Some of the IT issues which confront NHS staff are totally unacceptable and reform is long overdue: it takes around 10 minutes to log on to many NHS systems, for example, with multiple logins necessary throughout the day. Some NHS Trusts have as many as 110 different IT systems in place, without any connectivity between them. This means constantly moving files of patient data from system to system or, as is more likely, using apps on personal devices such as Whatsapp to share patient details. These digital silos are slowing NHS staff down, causing unnecessary stress, and creating huge inefficiencies and security issues right at the heart of the health service.

Whilst these issues currently place real pressure on the time and workload of the NHS workforce, there are clear routes through which they can be tackled by improved technology. One such example is establishing a simple principle that clinicians should have the right information on the patient in front of them, on any device that they are using and at any time, with the security you would expect to surround personal medical records. It is a simple principle, but one that would fundamentally change the experience of many clinicians today: saving time, easing workloads, reducing stress and improving patient care.

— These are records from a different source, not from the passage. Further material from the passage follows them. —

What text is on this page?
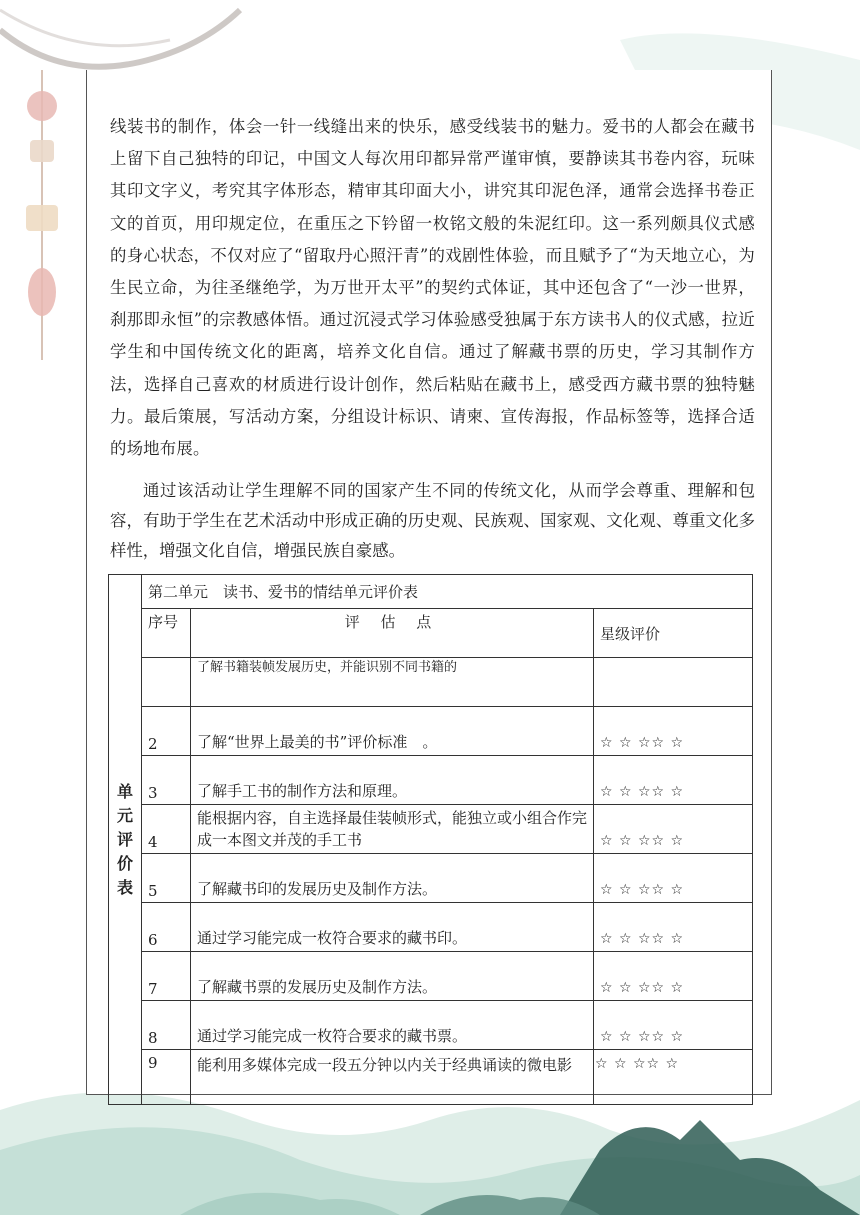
线装书的制作，体会一针一线缝出来的快乐，感受线装书的魅力。爱书的人都会在藏书上留下自己独特的印记，中国文人每次用印都异常严谨审慎，要静读其书卷内容，玩味其印文字义，考究其字体形态，精审其印面大小，讲究其印泥色泽，通常会选择书卷正文的首页，用印规定位，在重压之下钤留一枚铭文般的朱泥红印。这一系列颇具仪式感的身心状态，不仅对应了“留取丹心照汗青”的戏剧性体验，而且赋予了“为天地立心，为生民立命，为往圣继绝学，为万世开太平”的契约式体证，其中还包含了“一沙一世界，刹那即永恒”的宗教感体悟。通过沉浸式学习体验感受独属于东方读书人的仪式感，拉近学生和中国传统文化的距离，培养文化自信。通过了解藏书票的历史，学习其制作方法，选择自己喜欢的材质进行设计创作，然后粘贴在藏书上，感受西方藏书票的独特魅力。最后策展，写活动方案，分组设计标识、请柬、宣传海报，作品标签等，选择合适的场地布展。
通过该活动让学生理解不同的国家产生不同的传统文化，从而学会尊重、理解和包容，有助于学生在艺术活动中形成正确的历史观、民族观、国家观、文化观、尊重文化多样性，增强文化自信，增强民族自豪感。
单
元
评
价
表	第二单元　读书、爱书的情结单元评价表		
	序号	评 估 点	星级评价
		了解书籍装帧发展历史，并能识别不同书籍的	
	2	了解“世界上最美的书”评价标准　。	☆ ☆ ☆☆ ☆
	3	了解手工书的制作方法和原理。	☆ ☆ ☆☆ ☆
	4	能根据内容，自主选择最佳装帧形式，能独立或小组合作完成一本图文并茂的手工书	☆ ☆ ☆☆ ☆
	5	了解藏书印的发展历史及制作方法。	☆ ☆ ☆☆ ☆
	6	通过学习能完成一枚符合要求的藏书印。	☆ ☆ ☆☆ ☆
	7	了解藏书票的发展历史及制作方法。	☆ ☆ ☆☆ ☆
	8	通过学习能完成一枚符合要求的藏书票。	☆ ☆ ☆☆ ☆
	9	能利用多媒体完成一段五分钟以内关于经典诵读的微电影	☆ ☆ ☆☆ ☆
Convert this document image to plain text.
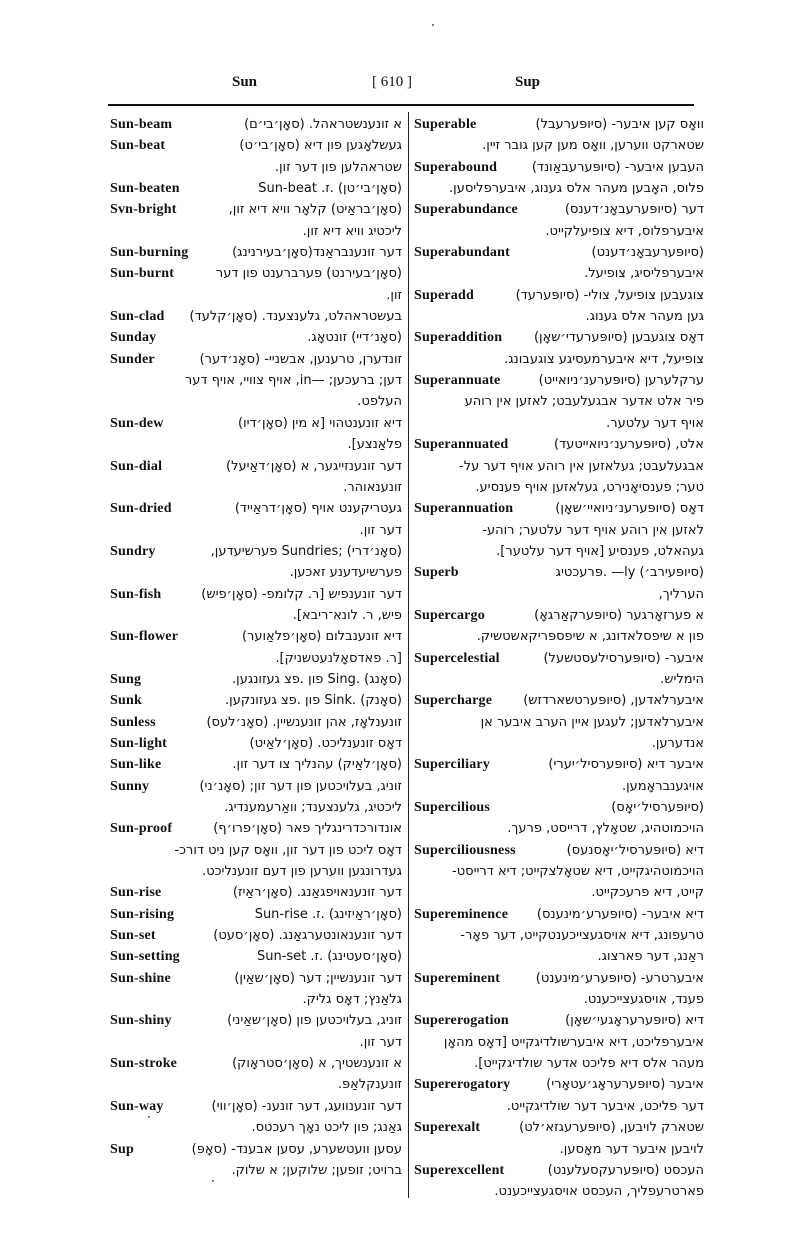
Sun	[ 610 ]	Sup
Sun-beam	א זונענשטראהל. (סאָן׳בי׳ם)
Sun-beat	געשלאָגען פון דיא (סאָן׳בי׳ט)
שטראהלען פון דער זון.
Sun-beaten	(סאָן׳בי׳טן) .ז. Sun-beat
Svn-bright	(סאָן׳בראַיט) קלאָר וויא דיא זון,
ליכטיג וויא דיא זון.
Sun-burning	דער זונענבראַנד(סאָן׳בעירנינג)
Sun-burnt	(סאָן׳בעירנט) פערברענט פון דער
זון.
Sun-clad	בעשטראהלט, גלענצענד. (סאָן׳קלעד)
Sunday	(סאָנ׳דיי) זונטאָג.
Sunder	זונדערן, טרענען, אבשניי- (סאָנ׳דער)
דען; ברעכען; —in, אויף צוויי, אויף דער
העלפט.
Sun-dew	דיא זונענטהוי [א מין (סאָן׳דיו)
פלאַנצע].
Sun-dial	דער זונענזייגער, א (סאָן׳דאַיעל)
זונענאוהר.
Sun-dried	געטריקענט אויף (סאָן׳דראַייד)
דער זון.
Sundry	(סאָנ׳דרי) ;Sundries פערשיעדען,
פערשיעדענע זאכען.
Sun-fish	דער זונענפיש [ר. קלומפ- (סאָן׳פיש)
פיש, ר. לונא־ריבא].
Sun-flower	דיא זונענבלום (סאָן׳פלאַוער)
[ר. פאדסאָלנעטשניק].
Sung	(סאָנג) .Sing פון .פצ געזונגען.
Sunk	(סאָנק) .Sink פון .פצ געזונקען.
Sunless	זונענלאָז, אהן זונענשיין. (סאָנ׳לעס)
Sun-light	דאָס זונענליכט. (סאָן׳לאַיט)
Sun-like	(סאָן׳לאַיק) עהנליך צו דער זון.
Sunny	זוניג, בעלויכטען פון דער זון; (סאָנ׳ני)
ליכטיג, גלענצענד; וואַרעמענדיג.
Sun-proof	אונדורכדרינגליך פאר (סאָן׳פרו׳ף)
דאָס ליכט פון דער זון, וואָס קען ניט דורכ-
געדרונגען ווערען פון דעם זונענליכט.
Sun-rise	דער זונענאויפגאַנג. (סאָן׳ראַיז)
Sun-rising	(סאָן׳ראַיזינג) .ז. Sun-rise
Sun-set	דער זונענאונטערגאַנג. (סאָן׳סעט)
Sun-setting	(סאָן׳סעטינג) .ז. Sun-set
Sun-shine	דער זונענשיין; דער (סאָן׳שאַין)
גלאַנץ; דאָס גליק.
Sun-shiny	זוניג, בעלויכטען פון (סאָן׳שאַיני)
דער זון.
Sun-stroke	א זונענשטיך, א (סאָן׳סטראָוק)
זונענקלאַפּ.
Sun-way	דער זונענוועג, דער זונענ- (סאָן׳ווי)
גאַנג; פון ליכט נאָך רעכטס.
Sup	עסען וועטשערע, עסען אבענד- (סאָפּ)
ברויט; זופען; שלוקען; א שלוק.
Superable	וואָס קען איבער- (סיופּערעבל)
שטארקט ווערען, וואָס מען קען גובר זיין.
Superabound	העבען איבער- (סיופּערעבאַונד)
פלוס, האָבען מעהר אלס גענוג, איבערפליסען.
Superabundance	דער (סיופּערעבאָנ׳דענס)
איבערפלוס, דיא צופיעלקייט.
Superabundant	(סיופּערעבאָנ׳דענט)
איבערפליסיג, צופיעל.
Superadd	צוגעבען צופיעל, צולי- (סיופּערעד)
גען מעהר אלס גענוג.
Superaddition	דאָס צוגעבען (סיופּערעדי׳שאָן)
צופיעל, דיא איבערמעסיגע צוגעבונג.
Superannuate	ערקלערען (סיופּערענ׳ניואייט)
פיר אלט אדער אבגעלעבט; לאזען אין רוהע
אויף דער עלטער.
Superannuated	אלט, (סיופּערענ׳ניואייטעד)
אבגעלעבט; געלאזען אין רוהע אויף דער על-
טער; פענסיאָנירט, געלאזען אויף פענסיע.
Superannuation	דאָס (סיופּערענ׳ניואיי׳שאָן)
לאזען אין רוהע אויף דער עלטער; רוהע-
געהאלט, פענסיע [אויף דער עלטער].
Superb	(סיופּעירב׳) ly— .פּרעכטיג
הערליך,
Supercargo	א פערזאָרגער (סיופּערקאַרגאָ)
פון א שיפסלאדונג, א שיפספּריקאשטשיק.
Supercelestial	איבער- (סיופּערסילעסטשעל)
הימליש.
Supercharge	איבערלאדען, (סיופּערטשארדזש)
איבערלאדען; לעגען איין הערב איבער אן
אנדערען.
Superciliary	איבער דיא (סיופּערסיל׳יערי)
אויגענבראָמען.
Supercilious	(סיופּערסיל׳יאָס)
הויכמוטהיג, שטאָלץ, דרייסט, פרעך.
Superciliousness	דיא (סיופּערסיל׳יאָסנעס)
הויכמוטהיגקייט, דיא שטאָלצקייט; דיא דרייסט-
קייט, דיא פרעכקייט.
Supereminence	דיא איבער- (סיופּערע׳מינענס)
טרעפונג, דיא אויסגעצייכענטקייט, דער פאָר-
ראַנג, דער פארצוג.
Supereminent	איבערטרע- (סיופּערע׳מינענט)
פענד, אויסגעצייכענט.
Supererogation	דיא (סיופּערעראָגעי׳שאָן)
איבערפליכט, דיא איבערשולדיגקייט [דאָס מהאָן
מעהר אלס דיא פליכט אדער שולדיגקייט].
Supererogatory	איבער (סיופּערעראָג׳עטאָרי)
דער פליכט, איבער דער שולדיגקייט.
Superexalt	שטארק לויבען, (סיופּערעגזא׳לט)
לויבען איבער דער מאָסען.
Superexcellent	העכסט (סיופּערעקסעלענט)
פארטרעפליך, העכסט אויסגעצייכענט.
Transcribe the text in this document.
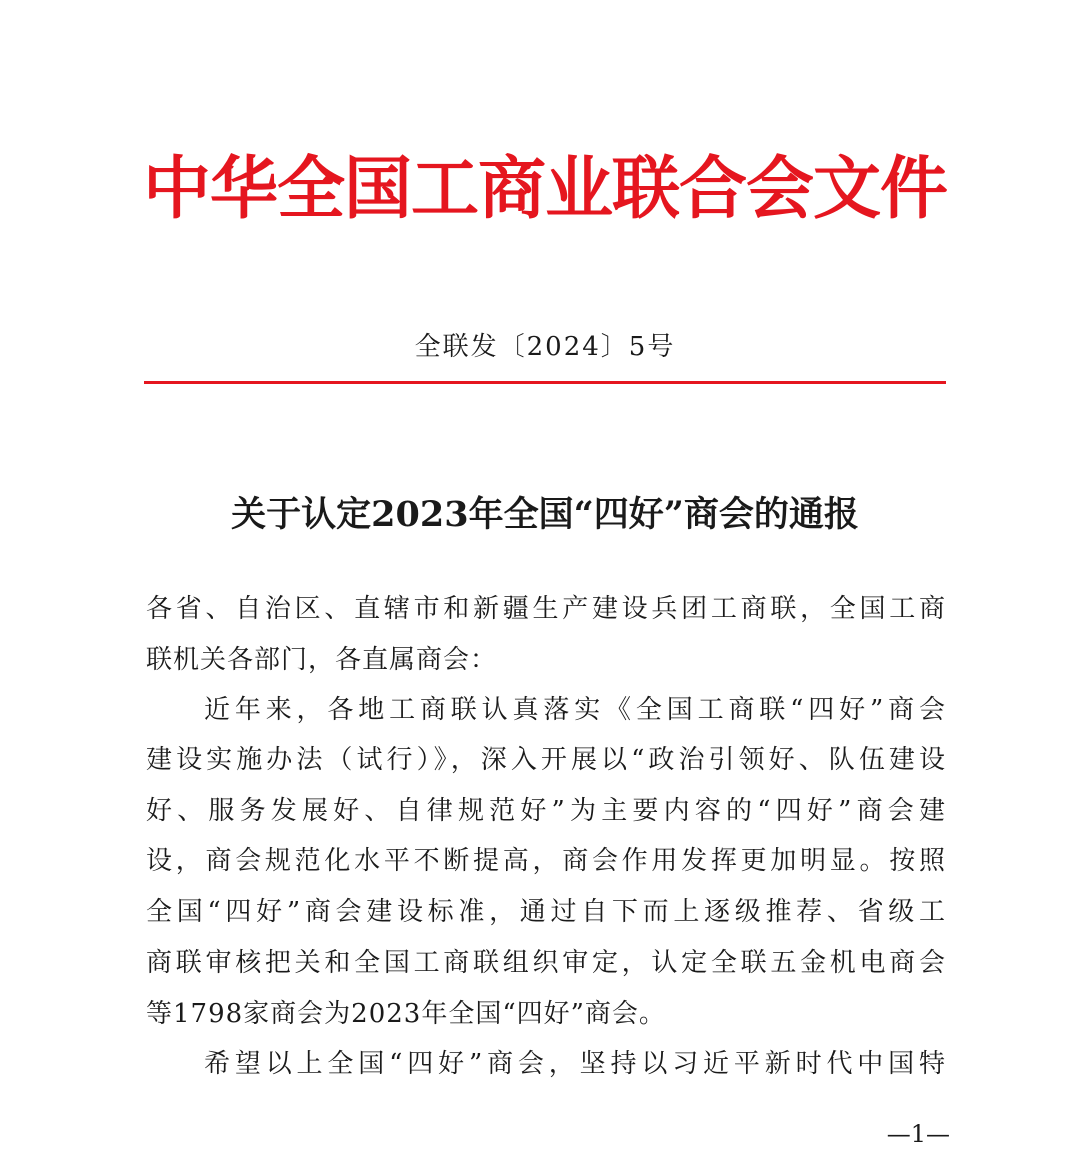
中华全国工商业联合会文件
全联发〔2024〕5号
关于认定2023年全国“四好”商会的通报
各省、自治区、直辖市和新疆生产建设兵团工商联，全国工商
联机关各部门，各直属商会：
近年来，各地工商联认真落实《全国工商联“四好”商会
建设实施办法（试行）》，深入开展以“政治引领好、队伍建设
好、服务发展好、自律规范好”为主要内容的“四好”商会建
设，商会规范化水平不断提高，商会作用发挥更加明显。按照
全国“四好”商会建设标准，通过自下而上逐级推荐、省级工
商联审核把关和全国工商联组织审定，认定全联五金机电商会
等1798家商会为2023年全国“四好”商会。
希望以上全国“四好”商会，坚持以习近平新时代中国特
—1—
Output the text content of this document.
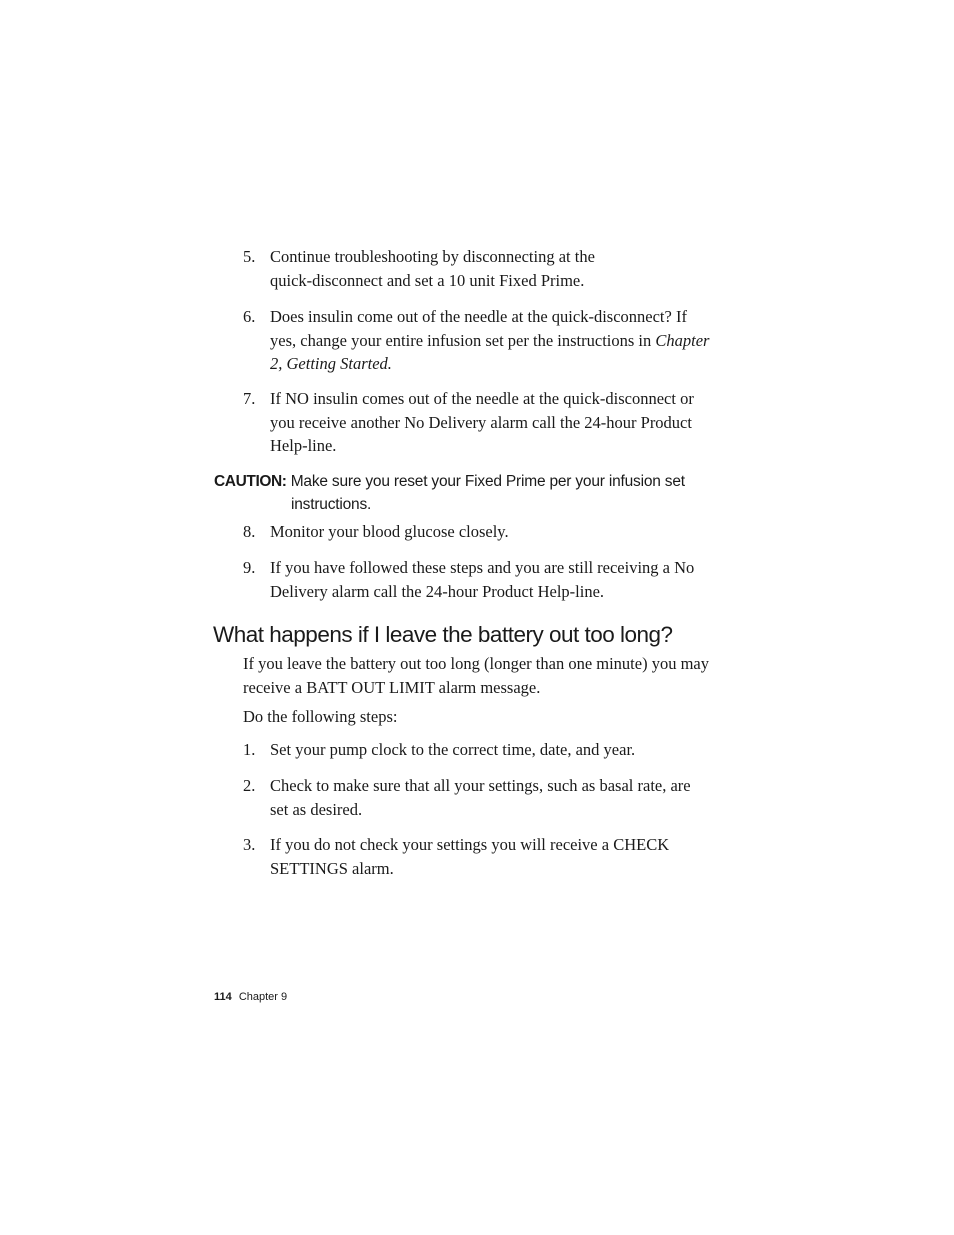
5. Continue troubleshooting by disconnecting at the quick-disconnect and set a 10 unit Fixed Prime.
6. Does insulin come out of the needle at the quick-disconnect? If yes, change your entire infusion set per the instructions in Chapter 2, Getting Started.
7. If NO insulin comes out of the needle at the quick-disconnect or you receive another No Delivery alarm call the 24-hour Product Help-line.
CAUTION: Make sure you reset your Fixed Prime per your infusion set
instructions.
8. Monitor your blood glucose closely.
9. If you have followed these steps and you are still receiving a No Delivery alarm call the 24-hour Product Help-line.
What happens if I leave the battery out too long?
If you leave the battery out too long (longer than one minute) you may receive a BATT OUT LIMIT alarm message.
Do the following steps:
1. Set your pump clock to the correct time, date, and year.
2. Check to make sure that all your settings, such as basal rate, are set as desired.
3. If you do not check your settings you will receive a CHECK SETTINGS alarm.
114 Chapter 9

Creating a strong digital foundation in every hospital in the country won’t just relieve the pressure on staff and enable them to spend more time looking after patients. Replacing outdated IT systems will kickstart the roll out of game changing technologies in the health service. This could mean artificial intelligence predicting demand for hospital beds, cutting edge robotics technology revolutionising keyhole surgery, and pioneering machine learning approaches identifying rare diseases.

The Health Secretary understands the pressing need for this reform. The government and NHS England have committed to providing a core level of digitisation in all hospitals by 2024. Many trailblazing hospitals have stepped up to the challenge and are leading from the front. Other hospitals, however, need help in the form of technological expertise and funding. We should provide them with the tools to allow them to update their IT backbone and enable their staff to carry out their jobs more easily.

The UK is a leader in healthcare and technology. If we can combine our expertise in both, then it will go a long way in improving the mental and indeed physical health of our dedicated NHS workers, which in turn will help all of us.